Seizure Duration and Imaging Yield
MRI yield correlated positively with seizure duration, increasing from 60% in seizures under one minute to 81.8% in those over fifteen minutes. This supports the hypothesis that prolonged seizures are more likely to be symptomatic of underlying pathology. Gaillard et al. highlighted this relationship, advocating MRI as essential in the evaluation of prolonged or atypical seizure presentations in children [14].
Clinical Predictors of MRI Concordance
Children with developmental delay (88.2%) and neurocutaneous markers (75%) showed high concordance between clinical suspicion and imaging findings, emphasizing the need for early imaging in such subgroups. In contrast, febrile seizures showed lower concordance (40%), aligning with their predominantly benign and self-limited nature. Shinnar et al. similarly observed that MRI was most valuable in febrile seizures when accompanied by neurodevelopmental abnormalities or focal signs [15].

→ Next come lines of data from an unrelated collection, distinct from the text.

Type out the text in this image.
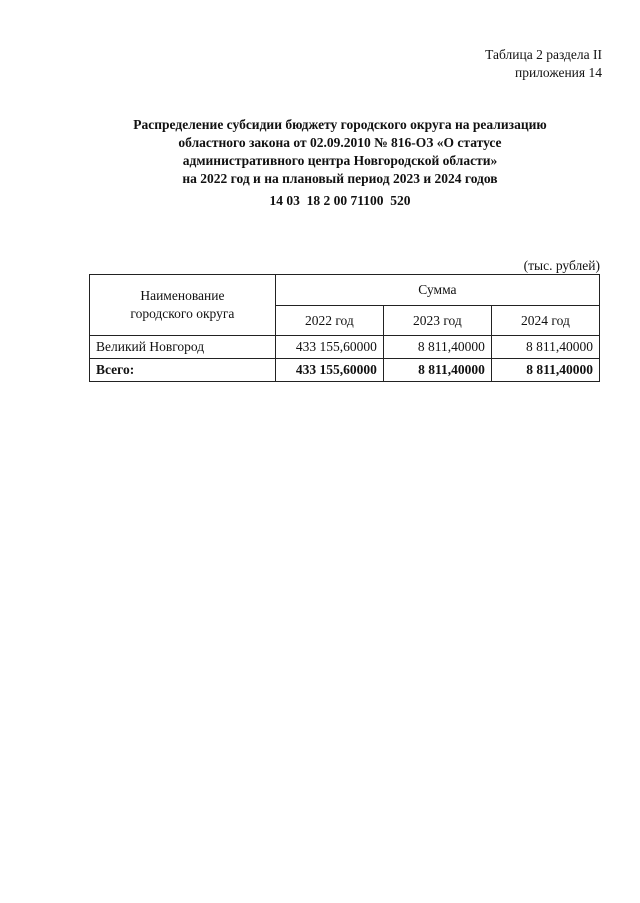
Таблица 2 раздела II
приложения 14
Распределение субсидии бюджету городского округа на реализацию
областного закона от 02.09.2010 № 816-ОЗ «О статусе
административного центра Новгородской области»
на 2022 год и на плановый период 2023 и 2024 годов
14 03  18 2 00 71100  520
(тыс. рублей)
Наименование
городского округа	Сумма		
	2022 год	2023 год	2024 год
Великий Новгород	433 155,60000	8 811,40000	8 811,40000
Всего:	433 155,60000	8 811,40000	8 811,40000
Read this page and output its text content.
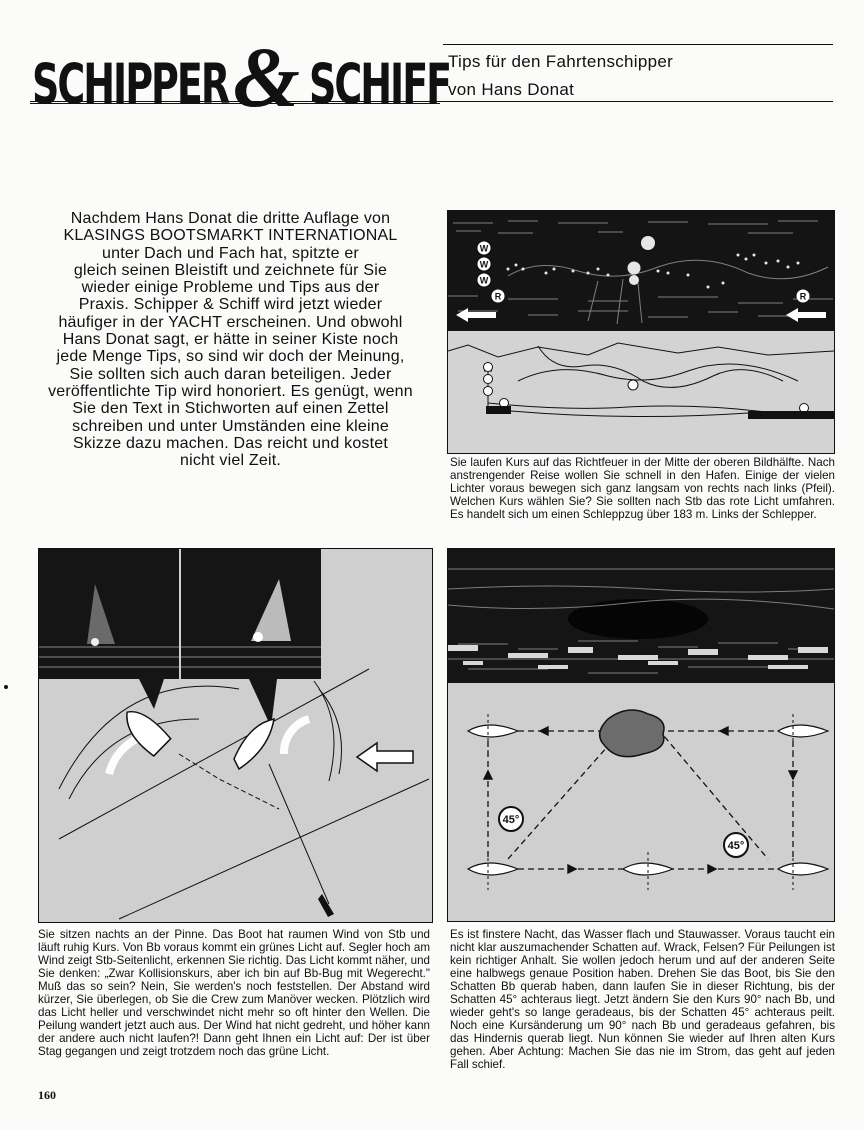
SCHIPPER & SCHIFF
Tips für den Fahrtenschipper
von Hans Donat
Nachdem Hans Donat die dritte Auflage von
KLASINGS BOOTSMARKT INTERNATIONAL
unter Dach und Fach hat, spitzte er
gleich seinen Bleistift und zeichnete für Sie
wieder einige Probleme und Tips aus der
Praxis. Schipper & Schiff wird jetzt wieder
häufiger in der YACHT erscheinen. Und obwohl
Hans Donat sagt, er hätte in seiner Kiste noch
jede Menge Tips, so sind wir doch der Meinung,
Sie sollten sich auch daran beteiligen. Jeder
veröffentlichte Tip wird honoriert. Es genügt, wenn
Sie den Text in Stichworten auf einen Zettel
schreiben und unter Umständen eine kleine
Skizze dazu machen. Das reicht und kostet
nicht viel Zeit.
W
W
W
R	R
Sie laufen Kurs auf das Richtfeuer in der Mitte der oberen Bildhälfte. Nach anstrengender Reise wollen Sie schnell in den Hafen. Einige der vielen Lichter voraus bewegen sich ganz langsam von rechts nach links (Pfeil). Welchen Kurs wählen Sie? Sie sollten nach Stb das rote Licht umfahren. Es handelt sich um einen Schleppzug über 183 m. Links der Schlepper.
Sie sitzen nachts an der Pinne. Das Boot hat raumen Wind von Stb und läuft ruhig Kurs. Von Bb voraus kommt ein grünes Licht auf. Segler hoch am Wind zeigt Stb-Seitenlicht, erkennen Sie richtig. Das Licht kommt näher, und Sie denken: „Zwar Kollisionskurs, aber ich bin auf Bb-Bug mit Wegerecht." Muß das so sein? Nein, Sie werden's noch feststellen. Der Abstand wird kürzer, Sie überlegen, ob Sie die Crew zum Manöver wecken. Plötzlich wird das Licht heller und verschwindet nicht mehr so oft hinter den Wellen. Die Peilung wandert jetzt auch aus. Der Wind hat nicht gedreht, und höher kann der andere auch nicht laufen?! Dann geht Ihnen ein Licht auf: Der ist über Stag gegangen und zeigt trotzdem noch das grüne Licht.
45°
45°
Es ist finstere Nacht, das Wasser flach und Stauwasser. Voraus taucht ein nicht klar auszumachender Schatten auf. Wrack, Felsen? Für Peilungen ist kein richtiger Anhalt. Sie wollen jedoch herum und auf der anderen Seite eine halbwegs genaue Position haben. Drehen Sie das Boot, bis Sie den Schatten Bb querab haben, dann laufen Sie in dieser Richtung, bis der Schatten 45° achteraus liegt. Jetzt ändern Sie den Kurs 90° nach Bb, und wieder geht's so lange geradeaus, bis der Schatten 45° achteraus peilt. Noch eine Kursänderung um 90° nach Bb und geradeaus gefahren, bis das Hindernis querab liegt. Nun können Sie wieder auf Ihren alten Kurs gehen. Aber Achtung: Machen Sie das nie im Strom, das geht auf jeden Fall schief.
160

Seizure Type and MRI Yield
MRI was most sensitive in detecting abnormalities in children with infantile spasms (100%) and focal seizures (86.7%). GTCS and absence seizures had lower yields (53.6% and 50%, respectively), reflecting their frequent idiopathic origin. Wyllie et al. reported comparable findings, where focal seizures were associated with a higher likelihood of resectable lesions [16], and Widjaja et al. also demonstrated that MRI was more informative in patients with lateralizing clinical or EEG features [17].
Etiological Spectrum of MRI Findings
The most common MRI-detected etiology was structural abnormalities (30%), followed by hypoxic (16.7%) and infective (13.3%) causes. A significant number of patients (30%) had normal MRI scans, underlining the limitations of structural imaging in genetic or subtle epilepsies. These proportions are consistent with multicentric data from the Pediatric Epilepsy Research Consortium, which emphasized cortical malformations and hypoxic injuries as primary contributors to epilepsy in children [18].
Anatomical Localization of Lesions
Lesion mapping demonstrated the frontal (29%) and temporal lobes (24%) as the most frequently involved regions. Subcortical and multilobar lesions were also observed, highlighting both focal and diffuse patterns. These findings are in concordance with studies by Kuzniecky et al., who documented a high prevalence of epileptogenic lesions in these regions, particularly in surgical candidates [19].
This prospective study underscores the indispensable role of MRI in the etiological evaluation of pediatric seizures. The diagnostic yield of MRI was highest in focal seizures and infantile spasms, and positively correlated with prolonged seizure duration and the presence of developmental or neurological deficits. Structural pathologies constituted the largest proportion of findings, with the frontal and temporal lobes being the most commonly involved regions. The substantial percentage of normal MRIs further highlights the need for complementary diagnostic modalities such as EEG and metabolic studies. Overall, high-resolution, pediatric-optimized MRI protocols offer crucial insights that influence diagnosis, prognostication, and therapeutic planning in children with epilepsy.